Während der Behandlung begleiten die Hände des Therapeuten den Patienten kontinuierlich und verlieren niemals den Kontakt. Durch die streichenden, rhythmischen Berührungsreize kommt es zur Ausschüttung des Antistresshormons Oxytocin.
Die angestrebten Wirkungen der Behandlung sind:
Verminderung von Muskeltonus und Schmerzwahrnehmung
Blutdrucksenkung
Stabilisierung des Immunsystems
Psychische Entspannung
Allgemeine Vitalisierung
Stimmungsaufhellung
Depressionshemmung
Reduzierung von Angstgefühlen
Stärkung des Selbstvertrauens
Gewinn von Ruhe und Gelassenheit
Osteopathische Techniken
Gesundheit bedeutet aus osteopathischer Sicht, dass der Körper auf allen Ebenen harmonisch zusammenspielt und sich alle Körperstrukturen in einem optimalen Zusammenhang befinden (Homöostase).
Durch die Suche nach den ursächlichen Zusammenhängen, den sogenannten Ursache-Folge-Ketten, ergeben sich individuelle Behandlungskonzepte. Diese helfen, zu einer aktiven Regulierung und Korrektur von akuten und chronischen Beschwerdebildern beizutragen.
Unser Organismus ist sehr anpassungsfähig und kann verschiedenste Störungen oft über lange Zeit ausgleichen. Dabei wird die eingeschränkte Funktion von anderen Körperstrukturen übernommen. So können sich Funktionsstörungen verlagern und sich auf andere Körperregionen auswirken. Symptome und deren Ursachen liegen daher oft weit voneinander entfernt.
Kinesiologisches Taping
Die Anlagetechniken des Kinesio-Tapings wurden Anfang der 70er Jahre von dem japanischen Chiropraktiker Dr. Kenzo Kase und Nitto Denko nach kinesiologischen Testungen entwickelt. Ziel der Therapie ist es, die körpereigenen Heilungskräfte zu aktivieren und zu unterstützen, um dadurch die physiologische Bewegungsfähigkeit von Gelenken und Muskulatur zu ermöglichen.

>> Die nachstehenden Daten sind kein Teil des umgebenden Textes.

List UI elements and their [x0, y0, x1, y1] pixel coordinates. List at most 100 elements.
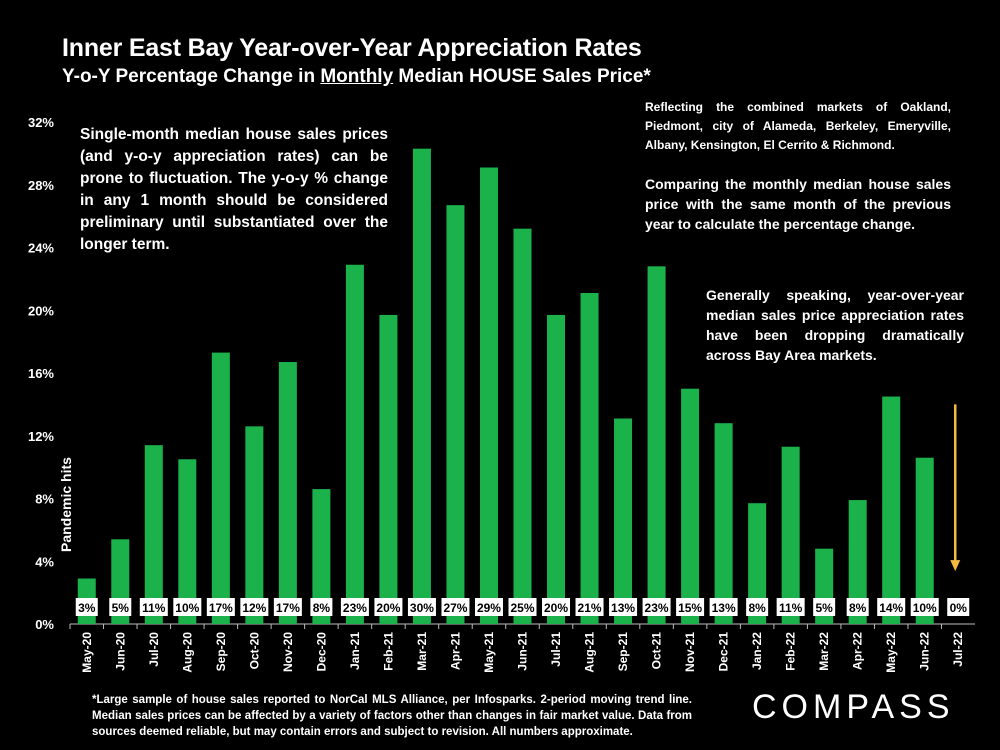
- pandemic-label: Pandemic hits: [58, 457, 74, 552]
- y-tick-label: 16%: [28, 366, 54, 381]
- bar-jun-21: [513, 228, 532, 625]
- data-label-box: [846, 598, 869, 616]
- data-label: 23%: [645, 601, 669, 615]
- bar-may-22: [882, 396, 901, 624]
- note-fluctuation: Single-month median house sales prices (…: [80, 126, 388, 253]
- y-tick-label: 20%: [28, 303, 54, 318]
- chart-title: Inner East Bay Year-over-Year Appreciati…: [62, 34, 642, 62]
- data-label-box: [910, 598, 939, 616]
- x-tick-label: Jun-20: [113, 632, 127, 671]
- bar-jun-22: [915, 457, 934, 624]
- x-tick-label: Aug-20: [180, 632, 194, 673]
- bar-oct-21: [647, 266, 666, 624]
- bar-dec-21: [714, 423, 733, 624]
- y-tick-label: 8%: [35, 492, 54, 507]
- data-label: 11%: [779, 601, 803, 615]
- data-label-box: [206, 598, 235, 616]
- data-label-box: [947, 598, 970, 616]
- x-tick-label: May-22: [884, 632, 898, 673]
- bar-jul-21: [547, 314, 566, 624]
- compass-logo: COMPASS: [752, 688, 955, 726]
- x-tick-label: Dec-20: [314, 632, 328, 672]
- x-tick-label: Jul-22: [951, 632, 965, 667]
- bar-dec-20: [312, 489, 331, 624]
- x-tick-label: May-20: [80, 632, 94, 673]
- subtitle-underlined: Monthly: [320, 66, 394, 87]
- x-tick-label: Mar-22: [817, 632, 831, 671]
- data-label: 8%: [849, 601, 867, 615]
- data-label-box: [109, 598, 132, 616]
- bar-nov-21: [681, 388, 700, 624]
- data-label-box: [542, 598, 571, 616]
- data-label-box: [609, 598, 638, 616]
- data-label: 17%: [276, 601, 300, 615]
- bar-oct-20: [245, 426, 264, 624]
- bar-may-21: [479, 167, 498, 624]
- data-label: 20%: [376, 601, 400, 615]
- data-label: 23%: [343, 601, 367, 615]
- bar-aug-21: [580, 292, 599, 624]
- x-tick-label: Sep-21: [616, 632, 630, 672]
- x-tick-label: Jun-22: [918, 632, 932, 671]
- bar-jan-22: [748, 503, 767, 624]
- bar-jul-20: [144, 445, 163, 624]
- y-tick-label: 0%: [35, 617, 54, 632]
- bar-sep-20: [211, 352, 230, 624]
- x-tick-label: Jun-21: [516, 632, 530, 671]
- data-label-box: [310, 598, 333, 616]
- y-tick-label: 28%: [28, 178, 54, 193]
- data-label-box: [575, 598, 604, 616]
- y-tick-label: 12%: [28, 429, 54, 444]
- data-label: 14%: [879, 601, 903, 615]
- note-method: Comparing the monthly median house sales…: [645, 176, 951, 232]
- x-tick-label: Sep-20: [214, 632, 228, 672]
- x-tick-label: Aug-21: [583, 632, 597, 673]
- x-tick-label: Nov-20: [281, 632, 295, 672]
- data-label-box: [240, 598, 269, 616]
- data-label-box: [173, 598, 202, 616]
- data-label: 27%: [443, 601, 467, 615]
- x-tick-label: Nov-21: [683, 632, 697, 672]
- data-label-box: [676, 598, 705, 616]
- y-tick-label: 24%: [28, 241, 54, 256]
- y-tick-label: 4%: [35, 554, 54, 569]
- data-label-box: [407, 598, 436, 616]
- data-label-box: [139, 598, 168, 616]
- x-tick-label: Oct-21: [650, 632, 664, 670]
- x-tick-label: Oct-20: [247, 632, 261, 670]
- data-label: 8%: [748, 601, 766, 615]
- data-label-box: [474, 598, 503, 616]
- data-label: 20%: [544, 601, 568, 615]
- data-label-box: [642, 598, 671, 616]
- data-label: 25%: [510, 601, 534, 615]
- chart-subtitle: Y-o-Y Percentage Change in Monthly Media…: [62, 66, 651, 88]
- data-label-box: [374, 598, 403, 616]
- bar-nov-20: [278, 362, 297, 624]
- x-tick-label: Feb-21: [381, 632, 395, 671]
- data-label: 13%: [712, 601, 736, 615]
- bar-feb-22: [781, 446, 800, 624]
- data-label: 21%: [578, 601, 602, 615]
- data-label-box: [75, 598, 98, 616]
- data-label-box: [813, 598, 836, 616]
- data-label: 29%: [477, 601, 501, 615]
- data-label: 15%: [678, 601, 702, 615]
- data-label-box: [508, 598, 537, 616]
- bar-apr-21: [446, 205, 465, 625]
- data-label: 11%: [142, 601, 166, 615]
- subtitle-pre: Y-o-Y Percentage Change in: [62, 66, 321, 87]
- data-label-box: [776, 598, 805, 616]
- data-label-box: [273, 598, 302, 616]
- bar-jan-21: [345, 264, 364, 624]
- data-label-box: [746, 598, 769, 616]
- data-label: 0%: [950, 601, 968, 615]
- data-label: 8%: [313, 601, 331, 615]
- x-tick-label: May-21: [482, 632, 496, 673]
- data-label-box: [709, 598, 738, 616]
- x-tick-label: Jul-20: [147, 632, 161, 667]
- x-tick-label: Feb-22: [784, 632, 798, 671]
- subtitle-post: Median HOUSE Sales Price*: [393, 66, 651, 87]
- data-label: 10%: [175, 601, 199, 615]
- bar-apr-22: [848, 500, 867, 624]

Das Tape bietet Elastizitätseigenschaften, die ähnlich der Haut sind. Es übermittelt „positive“ sensorische Informationen an unseren Körper und wirkt dadurch über die Haut auf Muskulatur, neuronale und energetische Systeme. Die ganzheitliche Betrachtungsweise des menschlichen Körpers, sowie ein eingehender Sicht- und Funktionsbefund bilden die therapeutischen Grundlagen des kinesiologischen Tapings.
Wirkungen der Therapie:
Einfluss auf die Muskelfunktion (Normotonisierung der Muskulatur)
Verbesserung der Mikrozirkulation
Aktivierung des lymphatischen Systems
Aktivierung des endogenen, analgetischen Systems
Unterstützung der Gelenkfunktionen / propriozeptive Stimulierung
Einfluss auf innere Organe (cuti-viscerale Reflexe)
Anwendungsbereiche (Beispiele):
Schmerz, Bewegungseinschränkungen, funktionelle Problematiken, Sportverletzungen, Arthrose, Wirbelsäulen-/Bandscheibenprobleme, Muskelverspannungen, Ischialgien, ISG-Probleme, Kopfschmerzen, Migräne, Epicondylitis, Lymphödeme, Menstruationsbeschwerden, u.v.m.
In der Physiotherapie kommt Kinesio-Taping sowie auch das klassische Taping selten isoliert zum Einsatz, sondern ist Teil eines Therapiekonzepts. Mit gezielter Krankengymnastik kombiniert kann Taping den Therapieerfolg optimieren.